Hawkchurch Action Group employed a planning consultant who was among several people to speak against the application.

Opponents, which include the parish council, say it is wrong that BESS sites are now determined by local authorities without the necessary expertise as the technology is relatively new and there are regular incidents involving them.

However, an officers’ report says that while there are objections on safety grounds, many of the concerns are either regulated by other bodies or can be addressed by imposing conditions to planning permission.

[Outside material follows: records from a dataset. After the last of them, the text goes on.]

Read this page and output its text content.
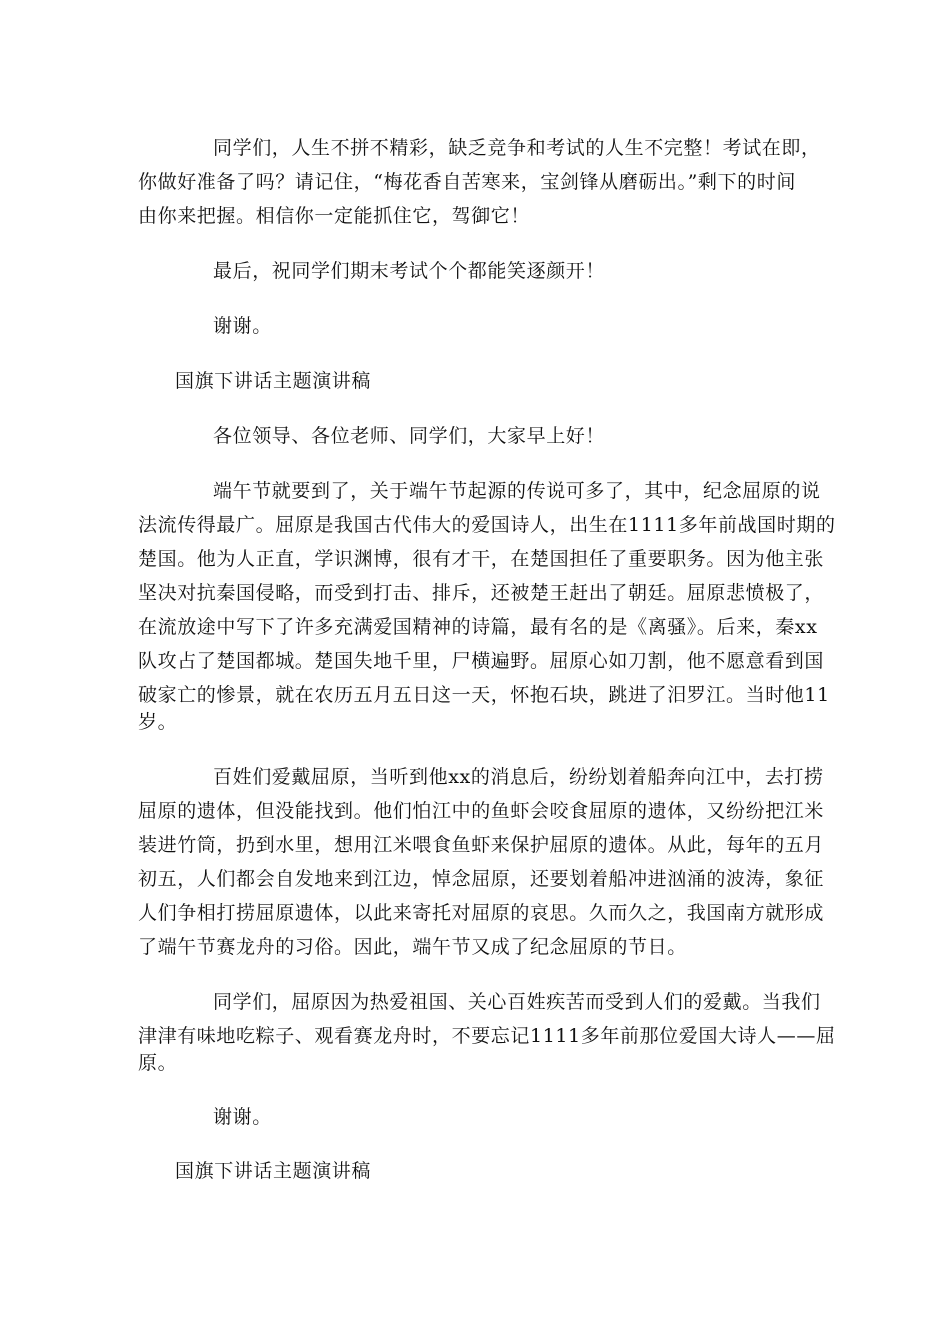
同学们，人生不拼不精彩，缺乏竞争和考试的人生不完整！考试在即，

你做好准备了吗？请记住，“梅花香自苦寒来，宝剑锋从磨砺出。”剩下的时间

由你来把握。相信你一定能抓住它，驾御它！

最后，祝同学们期末考试个个都能笑逐颜开！

谢谢。

国旗下讲话主题演讲稿

各位领导、各位老师、同学们，大家早上好！

端午节就要到了，关于端午节起源的传说可多了，其中，纪念屈原的说

法流传得最广。屈原是我国古代伟大的爱国诗人，出生在1111多年前战国时期的

楚国。他为人正直，学识渊博，很有才干，在楚国担任了重要职务。因为他主张

坚决对抗秦国侵略，而受到打击、排斥，还被楚王赶出了朝廷。屈原悲愤极了，

在流放途中写下了许多充满爱国精神的诗篇，最有名的是《离骚》。后来，秦xx

队攻占了楚国都城。楚国失地千里，尸横遍野。屈原心如刀割，他不愿意看到国

破家亡的惨景，就在农历五月五日这一天，怀抱石块，跳进了汨罗江。当时他11

岁。

百姓们爱戴屈原，当听到他xx的消息后，纷纷划着船奔向江中，去打捞

屈原的遗体，但没能找到。他们怕江中的鱼虾会咬食屈原的遗体，又纷纷把江米

装进竹筒，扔到水里，想用江米喂食鱼虾来保护屈原的遗体。从此，每年的五月

初五，人们都会自发地来到江边，悼念屈原，还要划着船冲进汹涌的波涛，象征

人们争相打捞屈原遗体，以此来寄托对屈原的哀思。久而久之，我国南方就形成

了端午节赛龙舟的习俗。因此，端午节又成了纪念屈原的节日。

同学们，屈原因为热爱祖国、关心百姓疾苦而受到人们的爱戴。当我们

津津有味地吃粽子、观看赛龙舟时，不要忘记1111多年前那位爱国大诗人——屈

原。

谢谢。

国旗下讲话主题演讲稿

They recommended approval of the latest plan saying comments from the Devon and Cornwall Fire and Rescue Service and the additional information provided by the applicant satisfied them that health and safety matters are satisfactory.

A safety management plan will be put in place before the proposal can go ahead and Enso Energy said it will meet all legal safety requirements, and details can be addressed by planning stipulations.

Fire experts said whilst individual schemes should be assessed on their own merits, a second site access was recommended, a perimeter road around the site and a distanceof 1.4 metres between battery cells.